Trump’s hotel: A group of House Democrats is suing the head of the General Services Administra­tion for access to documents related to President Trump’s D. C. hotel, the project Trump’s company leases from the agency. On Thursday, 17 Democratic members of the House Committee on Oversight and Government Reform, frustrated at the GSA’s repeated unwillingn­ess to provide documents related to the hotel, filed suit in federal court against the agency’s acting administra­tor, Timothy Horne, whom Trump chose after entering the White House. They seek monthly financial reports the hotel is required to file with the GSA, records of payments from the hotel’s foreign clients and details on how the agency decided to allow the Trump Organizati­on to retain the deal after Trump became president. When he won the election, many legal experts expected the lease would be voided because of a clause barring any “elected official of the government of the United States” from deriving “any benefit” from the deal. Trump and his daughter Ivanka, a senior White House adviser, both retained their stakes in the property.

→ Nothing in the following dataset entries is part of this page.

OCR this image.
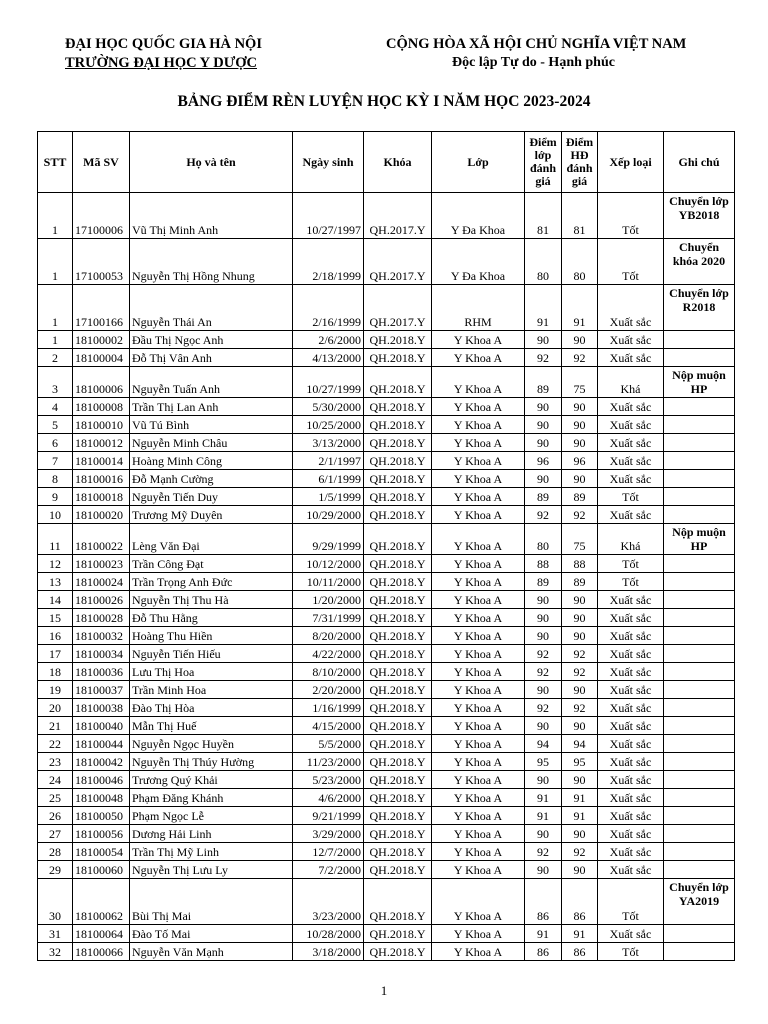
ĐẠI HỌC QUỐC GIA HÀ NỘI
TRƯỜNG ĐẠI HỌC Y DƯỢC
CỘNG HÒA XÃ HỘI CHỦ NGHĨA VIỆT NAM
Độc lập Tự do - Hạnh phúc
BẢNG ĐIỂM RÈN LUYỆN HỌC KỲ I NĂM HỌC 2023-2024
STT	Mã SV	Họ và tên	Ngày sinh	Khóa	Lớp	Điểm lớp đánh giá	Điểm HĐ đánh giá	Xếp loại	Ghi chú
1	17100006	Vũ Thị Minh Anh	10/27/1997	QH.2017.Y	Y Đa Khoa	81	81	Tốt	Chuyển lớp YB2018
1	17100053	Nguyễn Thị Hồng Nhung	2/18/1999	QH.2017.Y	Y Đa Khoa	80	80	Tốt	Chuyển khóa 2020
1	17100166	Nguyễn Thái An	2/16/1999	QH.2017.Y	RHM	91	91	Xuất sắc	Chuyển lớp R2018
1	18100002	Đầu Thị Ngọc Anh	2/6/2000	QH.2018.Y	Y Khoa A	90	90	Xuất sắc	
2	18100004	Đỗ Thị Vân Anh	4/13/2000	QH.2018.Y	Y Khoa A	92	92	Xuất sắc	
3	18100006	Nguyễn Tuấn Anh	10/27/1999	QH.2018.Y	Y Khoa A	89	75	Khá	Nộp muộn HP
4	18100008	Trần Thị Lan Anh	5/30/2000	QH.2018.Y	Y Khoa A	90	90	Xuất sắc	
5	18100010	Vũ Tú Bình	10/25/2000	QH.2018.Y	Y Khoa A	90	90	Xuất sắc	
6	18100012	Nguyễn Minh Châu	3/13/2000	QH.2018.Y	Y Khoa A	90	90	Xuất sắc	
7	18100014	Hoàng Minh Công	2/1/1997	QH.2018.Y	Y Khoa A	96	96	Xuất sắc	
8	18100016	Đỗ Mạnh Cường	6/1/1999	QH.2018.Y	Y Khoa A	90	90	Xuất sắc	
9	18100018	Nguyễn Tiến Duy	1/5/1999	QH.2018.Y	Y Khoa A	89	89	Tốt	
10	18100020	Trương Mỹ Duyên	10/29/2000	QH.2018.Y	Y Khoa A	92	92	Xuất sắc	
11	18100022	Lèng Văn Đại	9/29/1999	QH.2018.Y	Y Khoa A	80	75	Khá	Nộp muộn HP
12	18100023	Trần Công Đạt	10/12/2000	QH.2018.Y	Y Khoa A	88	88	Tốt	
13	18100024	Trần Trọng Anh Đức	10/11/2000	QH.2018.Y	Y Khoa A	89	89	Tốt	
14	18100026	Nguyễn Thị Thu Hà	1/20/2000	QH.2018.Y	Y Khoa A	90	90	Xuất sắc	
15	18100028	Đỗ Thu Hằng	7/31/1999	QH.2018.Y	Y Khoa A	90	90	Xuất sắc	
16	18100032	Hoàng Thu Hiền	8/20/2000	QH.2018.Y	Y Khoa A	90	90	Xuất sắc	
17	18100034	Nguyễn Tiến Hiếu	4/22/2000	QH.2018.Y	Y Khoa A	92	92	Xuất sắc	
18	18100036	Lưu Thị Hoa	8/10/2000	QH.2018.Y	Y Khoa A	92	92	Xuất sắc	
19	18100037	Trần Minh Hoa	2/20/2000	QH.2018.Y	Y Khoa A	90	90	Xuất sắc	
20	18100038	Đào Thị Hòa	1/16/1999	QH.2018.Y	Y Khoa A	92	92	Xuất sắc	
21	18100040	Mẫn Thị Huế	4/15/2000	QH.2018.Y	Y Khoa A	90	90	Xuất sắc	
22	18100044	Nguyễn Ngọc Huyền	5/5/2000	QH.2018.Y	Y Khoa A	94	94	Xuất sắc	
23	18100042	Nguyễn Thị Thúy Hường	11/23/2000	QH.2018.Y	Y Khoa A	95	95	Xuất sắc	
24	18100046	Trương Quý Khải	5/23/2000	QH.2018.Y	Y Khoa A	90	90	Xuất sắc	
25	18100048	Phạm Đăng Khánh	4/6/2000	QH.2018.Y	Y Khoa A	91	91	Xuất sắc	
26	18100050	Phạm Ngọc Lễ	9/21/1999	QH.2018.Y	Y Khoa A	91	91	Xuất sắc	
27	18100056	Dương Hải Linh	3/29/2000	QH.2018.Y	Y Khoa A	90	90	Xuất sắc	
28	18100054	Trần Thị Mỹ Linh	12/7/2000	QH.2018.Y	Y Khoa A	92	92	Xuất sắc	
29	18100060	Nguyễn Thị Lưu Ly	7/2/2000	QH.2018.Y	Y Khoa A	90	90	Xuất sắc	
30	18100062	Bùi Thị Mai	3/23/2000	QH.2018.Y	Y Khoa A	86	86	Tốt	Chuyển lớp YA2019
31	18100064	Đào Tố Mai	10/28/2000	QH.2018.Y	Y Khoa A	91	91	Xuất sắc	
32	18100066	Nguyễn Văn Mạnh	3/18/2000	QH.2018.Y	Y Khoa A	86	86	Tốt	
1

Chest pain: A procedure used to relieve chest pain in hundreds of thousands of heart patients each year is useless for many of them, according to a study published this week in the Lancet. The study released in New York focused on the insertion of stents, tiny wire cages, to open blocked arteries. The devices are lifesaving when used to open arteries in patients in the throes of a heart attack. But they are most often used in patients who have a blocked artery and chest pain. The new study stunned leading cardiologi­sts by countering decades of clinical experience. The findings raise questions about whether stents should be used so often — or at all — to treat chest pain.

Lottery winner: She knows how to pick a winner. Local media report that Kimberly Morris of Wake Forest scratched off two North Carolina lottery tickets on Monday, winning $ 1 million on one of the tickets and $ 10,000 with another. Morris thought things were going well when she bought a ticket at a grocery store Monday afternoon and scratched off the $ 10,000 prize. She went to the lottery headquarte­rs in Raleigh to claim her prize. On the way home, she stopped and bought another ticket, and bingo! It was worth $ 1 million.